Miłosne perturbacje
Popatrzyłem z przyjemnością w lustro, w którym się przeglądasz.
Dotknij energiczną rączką...odbicia już nie oglądasz.
Mógłbym dziś zażądać zwrotu...wszystko ku naszej wygodzie...
Tego samczego uroku jednak już nie życzę sobie.
Nie, nie jestem pamiętliwy, po prostu nie zrozumiałem.
Widok Twój tak "urokliwy", czy to ja zaplanowałem?
W ścisku ramion dziś objęci, napotkaliście na ducha.
Zanotujcie w swej pamięci, głos, co szeptał ci do ucha.
Wzniecam burzliwą dyskusję, liczę wciąż nowe konteksty.
Szept trafia w głąb twego ucha. Słyszysz? To jest głos kobiecy.
Myśli moje zabrudzone, wolnym krokiem ruszyliśmy.
Wszystko takie wyciszone, czystym sercem spojrzeliśmy.
Wyobraźnia nie nadąża...z wiecznie pochyloną głową.
Siła popędu przemożna, myśli cuda czynić mogą.

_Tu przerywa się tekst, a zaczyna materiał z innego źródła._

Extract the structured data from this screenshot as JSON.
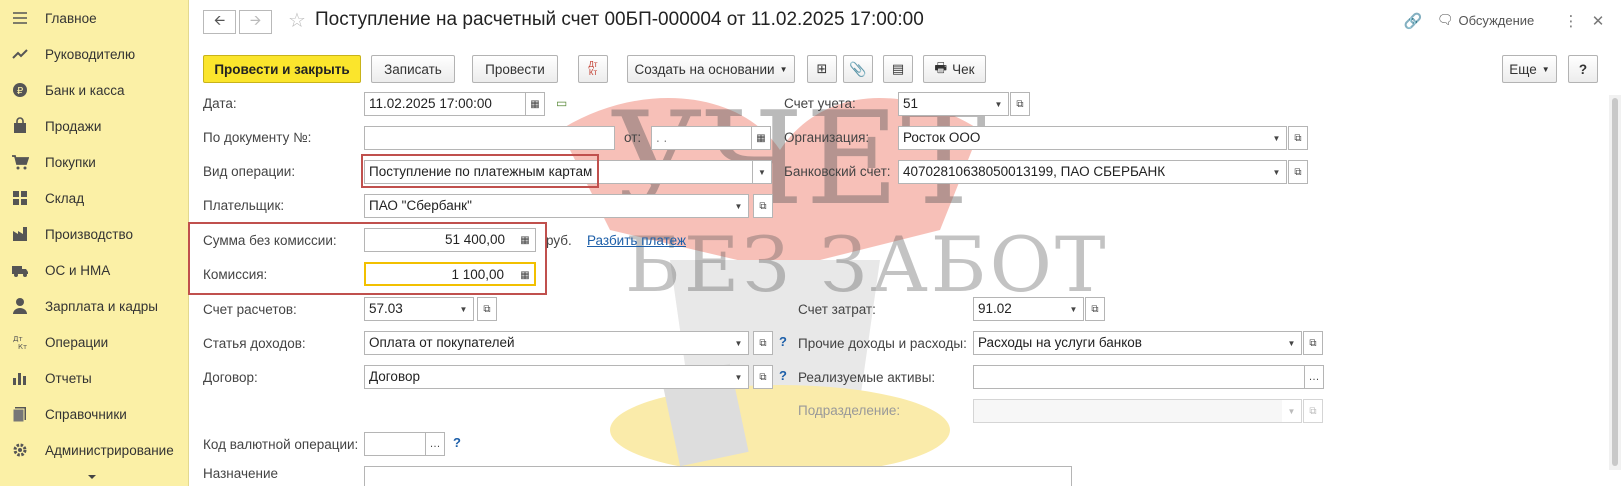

Nie daję po sobie poznać, nie miej żalu, ni wrogości.
Ja musiałem jej się oddać, to drobinka życzliwości.
Jeśli już musisz koniecznie, przyjmij proszę go powrotem.
Ruchy swe odtwarzaj wiernie z Tobie właściwym urokiem.
Każdemu się może zdarzyć, tyś nim zafascynowana.
Szczytem szczęścia jest móc marzyć...spożytkowana wygrana!!!